Blankenship, who eventually became CEO of the company, is quoted in a 2013 book, The Price of Justice: A True Story of Greed and Corruption, as saying, “I knew Austin Caperton pretty well because he worked for quite a while at Massey and, at one time, was a candidate, I believe, to be president of Massey, back in the eighties.”

A West Virginia state government with ties to the coal industry is nothing new. In his first State of the State address in early 2017, however, Justice went out of his way to say West Virginia, particularly the DEP, needs to support industry and work with it to ensure compliance with rules and laws.

“Justice has been very overt about being pro-industry and not wanting environmental regulations and overreach to get in the way,” Angie Rosser, executive director of the West Virginia Rivers Coalition, said in an interview with ThinkProgress.

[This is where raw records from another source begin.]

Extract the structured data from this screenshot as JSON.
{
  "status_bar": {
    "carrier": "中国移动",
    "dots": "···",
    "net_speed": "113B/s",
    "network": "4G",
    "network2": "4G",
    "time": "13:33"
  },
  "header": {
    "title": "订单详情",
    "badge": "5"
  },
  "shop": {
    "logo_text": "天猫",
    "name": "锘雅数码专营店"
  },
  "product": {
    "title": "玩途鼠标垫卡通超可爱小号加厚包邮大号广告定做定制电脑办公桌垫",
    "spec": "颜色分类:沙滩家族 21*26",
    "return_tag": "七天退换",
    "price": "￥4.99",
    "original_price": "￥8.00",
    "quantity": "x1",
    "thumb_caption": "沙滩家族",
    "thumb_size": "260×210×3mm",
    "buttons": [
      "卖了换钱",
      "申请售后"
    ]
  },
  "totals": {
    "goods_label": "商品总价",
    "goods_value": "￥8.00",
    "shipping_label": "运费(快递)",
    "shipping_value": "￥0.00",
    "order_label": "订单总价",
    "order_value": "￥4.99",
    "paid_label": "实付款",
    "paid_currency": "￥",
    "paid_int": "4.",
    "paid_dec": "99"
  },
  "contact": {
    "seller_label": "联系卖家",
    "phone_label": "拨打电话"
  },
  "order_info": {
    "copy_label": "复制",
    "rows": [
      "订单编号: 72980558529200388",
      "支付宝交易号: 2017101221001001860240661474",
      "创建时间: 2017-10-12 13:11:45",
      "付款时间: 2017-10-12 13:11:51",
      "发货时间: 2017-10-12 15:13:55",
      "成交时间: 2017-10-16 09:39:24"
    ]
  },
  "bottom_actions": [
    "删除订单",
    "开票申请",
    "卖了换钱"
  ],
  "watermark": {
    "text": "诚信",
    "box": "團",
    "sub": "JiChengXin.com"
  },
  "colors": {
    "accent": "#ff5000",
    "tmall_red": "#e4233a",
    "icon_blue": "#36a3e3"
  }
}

Unlike previous DEP heads, Caperton did not have any experience in state government prior to his appointment. Caperton replaced Randy Huffman, who rose up through the ranks at the DEP before he was appointed to serve as secretary in 2008.

The role of the DEP is probably more important today than it’s ever been. Not only are there coal mining operations and abandoned mines that need monitoring, the natural gas industry has grown significantly over the past decade. Several major natural gas pipelines are being constructed to transport the gas out of the state.

Caperton has stated he will make regulating these pipelines a top priority. But, according to Rosser, he has not allocated enough resources and staffing to the state’s burgeoning natural gas industry. 

Sam Page contributed research and reporting to this story.

CORRECTION: This article previously stated that Pennsylvania Department of Environmental Protection’s Secretary Patrick McDonnell had a conflict of interest related to a utilities company. Secretary Patrick McDonnell previously held a position at the Pennsylvania Public Utility Commission. This article has been updated to reflect this, including updating the total number of states identified from 15 to 14.